Do you want letters to print? I have one or perhaps two wonderful letters from a young Hindu engineer getting his training in this country.
I was greatly impressed by Lysander Kemp’s excellent translations of the two Lorca pieces. Encourage him to do more.
The whole issue shows a strong advance over what could have been found to put into such a magazine even a year ago. I think the present gang of kids and their slightly elder fellows are coming along rapidly. I hope you’ll advise everyone who can do so to get hold of and read THE HUDSON REVIEW, Vol. III, N. I. Spring, 1950. It’s an anchor and we’d better watch our bases now that we have begun to advance rapidly for it would be a pity and a loss (we can’t afford losses) if we get led astray into some futile side channel. We’ve got to keep on the major line of attack. It’s an attack. Drill it into them: It’s an attack.

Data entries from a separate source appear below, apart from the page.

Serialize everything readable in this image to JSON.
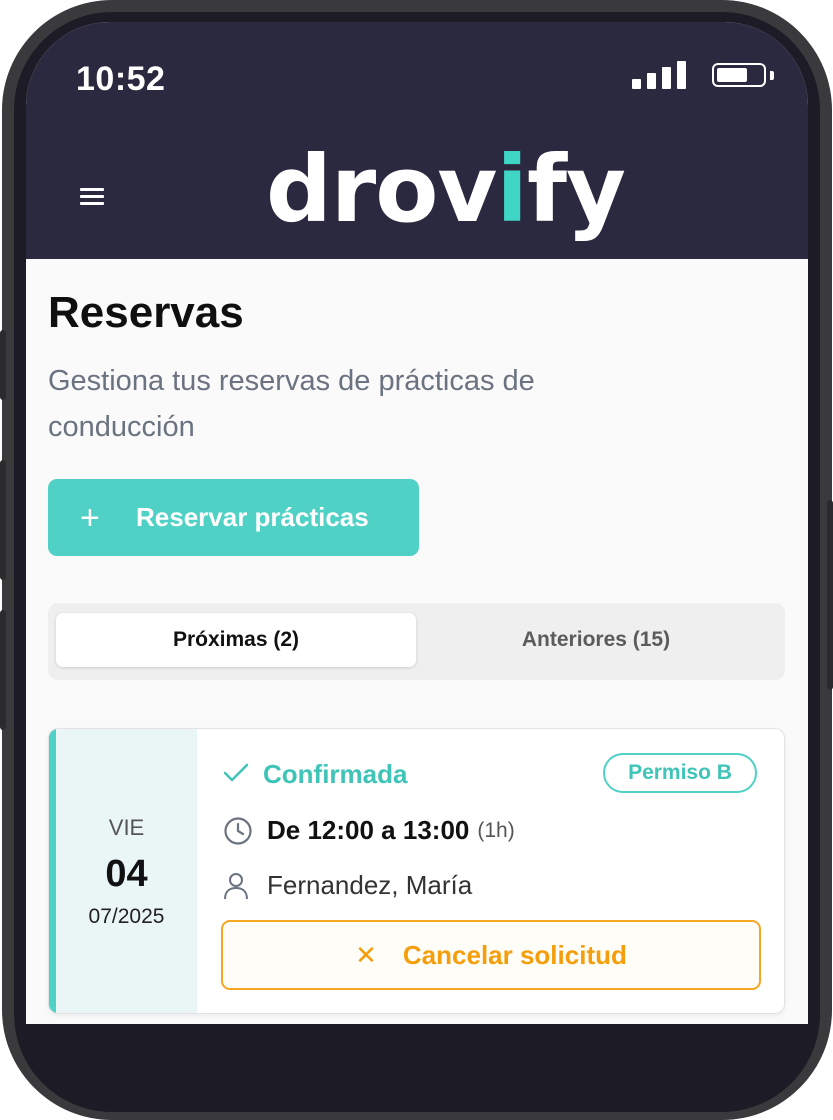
{
  "status_bar": {
    "time": "10:52"
  },
  "header": {
    "logo_text_start": "drov",
    "logo_text_accent": "i",
    "logo_text_end": "fy",
    "menu_icon": "hamburger-icon"
  },
  "page": {
    "title": "Reservas",
    "subtitle": "Gestiona tus reservas de prácticas de conducción",
    "primary_button": {
      "icon": "plus-icon",
      "label": "Reservar prácticas"
    }
  },
  "tabs": [
    {
      "label": "Próximas (2)",
      "active": true
    },
    {
      "label": "Anteriores (15)",
      "active": false
    }
  ],
  "bookings": [
    {
      "weekday": "VIE",
      "day": "04",
      "month_year": "07/2025",
      "status": "Confirmada",
      "license": "Permiso B",
      "time_range": "De 12:00 a 13:00",
      "duration": "(1h)",
      "instructor": "Fernandez, María",
      "cancel_label": "Cancelar solicitud"
    }
  ],
  "colors": {
    "header_bg": "#2b2940",
    "accent": "#4fd1c5",
    "warning": "#f59e0b",
    "muted_text": "#6b7280"
  }
}
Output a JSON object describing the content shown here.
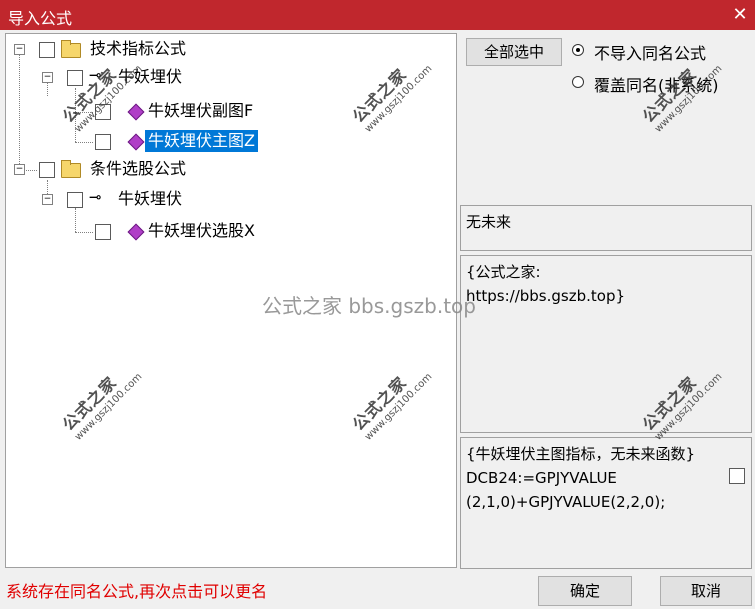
{
  "window": {
    "title": "导入公式",
    "close_glyph": "✕"
  },
  "tree": {
    "groups": [
      {
        "label": "技术指标公式",
        "item": "牛妖埋伏",
        "children": [
          "牛妖埋伏副图F",
          "牛妖埋伏主图Z"
        ]
      },
      {
        "label": "条件选股公式",
        "item": "牛妖埋伏",
        "children": [
          "牛妖埋伏选股X"
        ]
      }
    ],
    "selected": "牛妖埋伏主图Z"
  },
  "right": {
    "select_all_label": "全部选中",
    "radio_options": [
      "不导入同名公式",
      "覆盖同名(非系统)"
    ],
    "selected_radio": 0,
    "future_text": "无未来",
    "note_text": "{公式之家:\nhttps://bbs.gszb.top}",
    "code_text": "{牛妖埋伏主图指标，无未来函数}\nDCB24:=GPJYVALUE\n(2,1,0)+GPJYVALUE(2,2,0);"
  },
  "status_text": "系统存在同名公式,再次点击可以更名",
  "buttons": {
    "ok": "确定",
    "cancel": "取消"
  },
  "watermark": {
    "main": "公式之家",
    "sub": "www.gszj100.com",
    "center": "公式之家 bbs.gszb.top"
  },
  "icons": {
    "folder": "folder-icon",
    "key": "key-icon",
    "formula": "formula-gem-icon"
  },
  "colors": {
    "titlebar": "#c0272d",
    "selection": "#0078d7",
    "status": "#e00000"
  }
}
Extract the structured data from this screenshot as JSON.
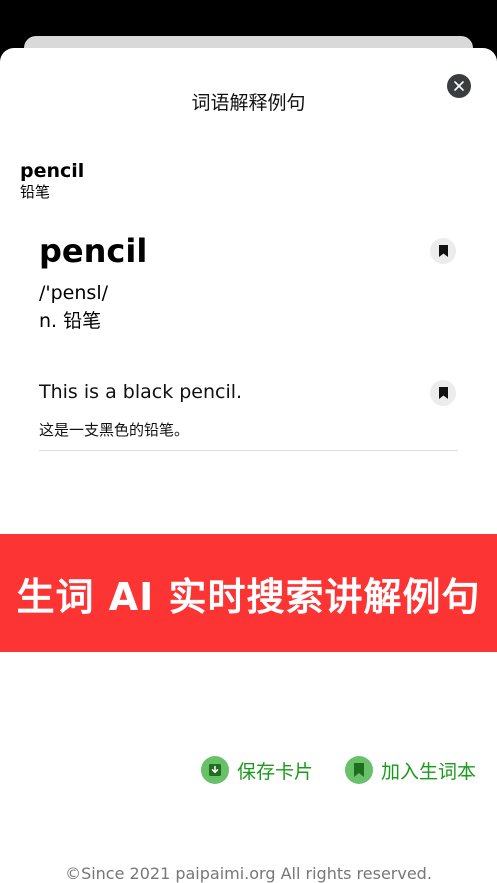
{
  "dialog": {
    "title": "词语解释例句"
  },
  "word_header": {
    "word": "pencil",
    "meaning": "铅笔"
  },
  "entry": {
    "word": "pencil",
    "phonetic": "/'pensl/",
    "definition": "n. 铅笔"
  },
  "example": {
    "en": "This is a black pencil.",
    "zh": "这是一支黑色的铅笔。"
  },
  "banner": {
    "text": "生词 AI 实时搜索讲解例句"
  },
  "actions": {
    "save_label": "保存卡片",
    "add_label": "加入生词本"
  },
  "footer": {
    "copyright": "©Since 2021 paipaimi.org All rights reserved."
  },
  "colors": {
    "banner": "#fc3434",
    "action_green": "#1a9a1a",
    "icon_green": "#68c168"
  },
  "icons": [
    "close-icon",
    "bookmark-icon",
    "download-icon"
  ]
}
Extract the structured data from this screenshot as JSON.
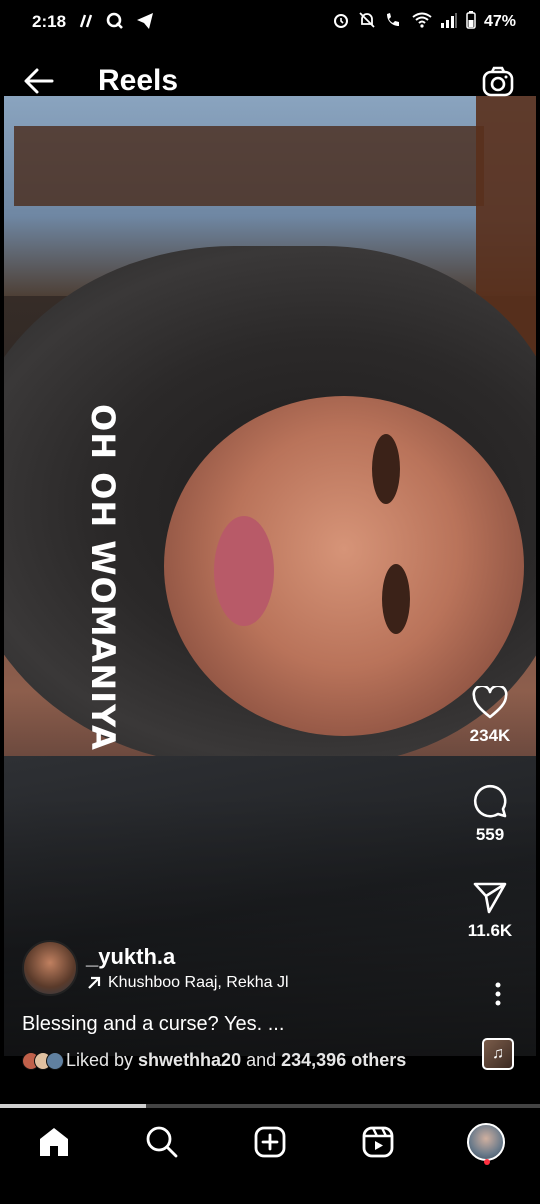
{
  "status_bar": {
    "time": "2:18",
    "battery": "47%",
    "left_icons": [
      "n-icon",
      "q-icon",
      "telegram-icon"
    ],
    "right_icons": [
      "alarm-icon",
      "mute-icon",
      "wifi-call-icon",
      "wifi-icon",
      "signal-icon",
      "battery-icon"
    ]
  },
  "header": {
    "title": "Reels",
    "back_icon": "arrow-left-icon",
    "camera_icon": "camera-icon"
  },
  "reel": {
    "overlay_text": "OH OH WOMANIYA",
    "likes": "234K",
    "comments": "559",
    "shares": "11.6K",
    "username": "_yukth.a",
    "audio": "Khushboo Raaj, Rekha Jl",
    "caption": "Blessing and a curse? Yes. ...",
    "liked_by": {
      "prefix": "Liked by ",
      "user": "shwethha20",
      "middle": " and ",
      "count": "234,396 others"
    },
    "progress": 0.27
  },
  "nav": {
    "items": [
      "home-icon",
      "search-icon",
      "create-icon",
      "reels-icon",
      "profile-avatar"
    ]
  },
  "colors": {
    "background": "#000000",
    "text": "#ffffff",
    "notification_dot": "#ff3040"
  }
}
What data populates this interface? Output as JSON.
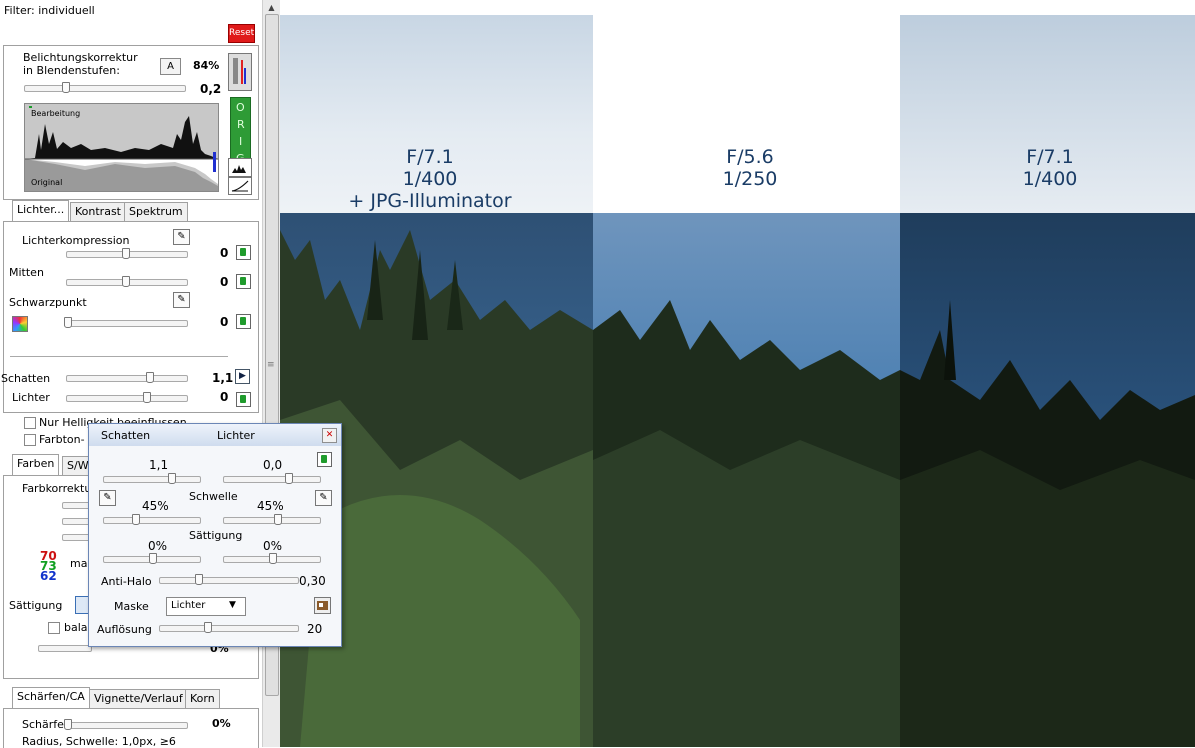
{
  "panel": {
    "filter_label": "Filter: individuell",
    "reset_label": "Reset",
    "exposure_label_1": "Belichtungskorrektur",
    "exposure_label_2": "in Blendenstufen:",
    "auto_label": "A",
    "zoom_percent": "84%",
    "exposure_value": "0,2",
    "exposure_slider": 0.25,
    "histogram_top_label": "Bearbeitung",
    "histogram_bottom_label": "Original",
    "orig_label": [
      "O",
      "R",
      "I",
      "G"
    ],
    "tabs_top": [
      "Lichter...",
      "Kontrast",
      "Spektrum"
    ],
    "lichterkompression_label": "Lichterkompression",
    "lichterkompression_value": "0",
    "mitten_label": "Mitten",
    "mitten_value": "0",
    "schwarzpunkt_label": "Schwarzpunkt",
    "schwarzpunkt_value": "0",
    "schatten_label": "Schatten",
    "schatten_value": "1,1",
    "lichter_label": "Lichter",
    "lichter_value": "0",
    "checkbox_1": "Nur Helligkeit beeinflussen",
    "checkbox_2": "Farbton-",
    "tabs_mid": [
      "Farben",
      "S/W"
    ],
    "farbkorrektur_label": "Farbkorrektu",
    "rgb_values": [
      "70",
      "73",
      "62"
    ],
    "rgb_suffix": "ma",
    "saettigung_label": "Sättigung",
    "bal_label": "bala",
    "pct_label": "0%",
    "tabs_bottom": [
      "Schärfen/CA",
      "Vignette/Verlauf",
      "Korn"
    ],
    "schaerfe_label": "Schärfe",
    "schaerfe_value": "0%",
    "radius_label": "Radius, Schwelle: 1,0px, ≥6"
  },
  "photo": {
    "left_caption": [
      "F/7.1",
      "1/400",
      "+ JPG-Illuminator"
    ],
    "mid_caption": [
      "F/5.6",
      "1/250"
    ],
    "right_caption": [
      "F/7.1",
      "1/400"
    ]
  },
  "popup": {
    "schatten_label": "Schatten",
    "lichter_label": "Lichter",
    "schatten_value": "1,1",
    "lichter_value": "0,0",
    "schwelle_label": "Schwelle",
    "schwelle_left": "45%",
    "schwelle_right": "45%",
    "saettigung_label": "Sättigung",
    "saettigung_left": "0%",
    "saettigung_right": "0%",
    "antihalo_label": "Anti-Halo",
    "antihalo_value": "0,30",
    "maske_label": "Maske",
    "maske_selected": "Lichter",
    "aufloesung_label": "Auflösung",
    "aufloesung_value": "20"
  },
  "colors": {
    "reset_red": "#e01a1a",
    "orig_green": "#2e9b36",
    "rgb_red": "#cc1111",
    "rgb_green": "#11a022",
    "rgb_blue": "#1133cc",
    "caption_blue": "#1a3c66"
  }
}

Don’t forget the lessons to be learned, still to be learned from the methods of Gen. Patton during the last war.
We’ve got something. Don’t let it lapse and don’t get trapped off balance into pockets of discouragement or “aesthetics” or such as “aesthetics.”
Read Kung. Read the Hudson Review. Learn and keep driving at the objective which if you don’t know I can’t define it for you.
Notes and links
Uhland, Sam. “Richard Rubenstein’s Correspondence with William Carlos Williams.” The William Carlos Williams Review 20, no. 1 (Spring 1994): 65–68.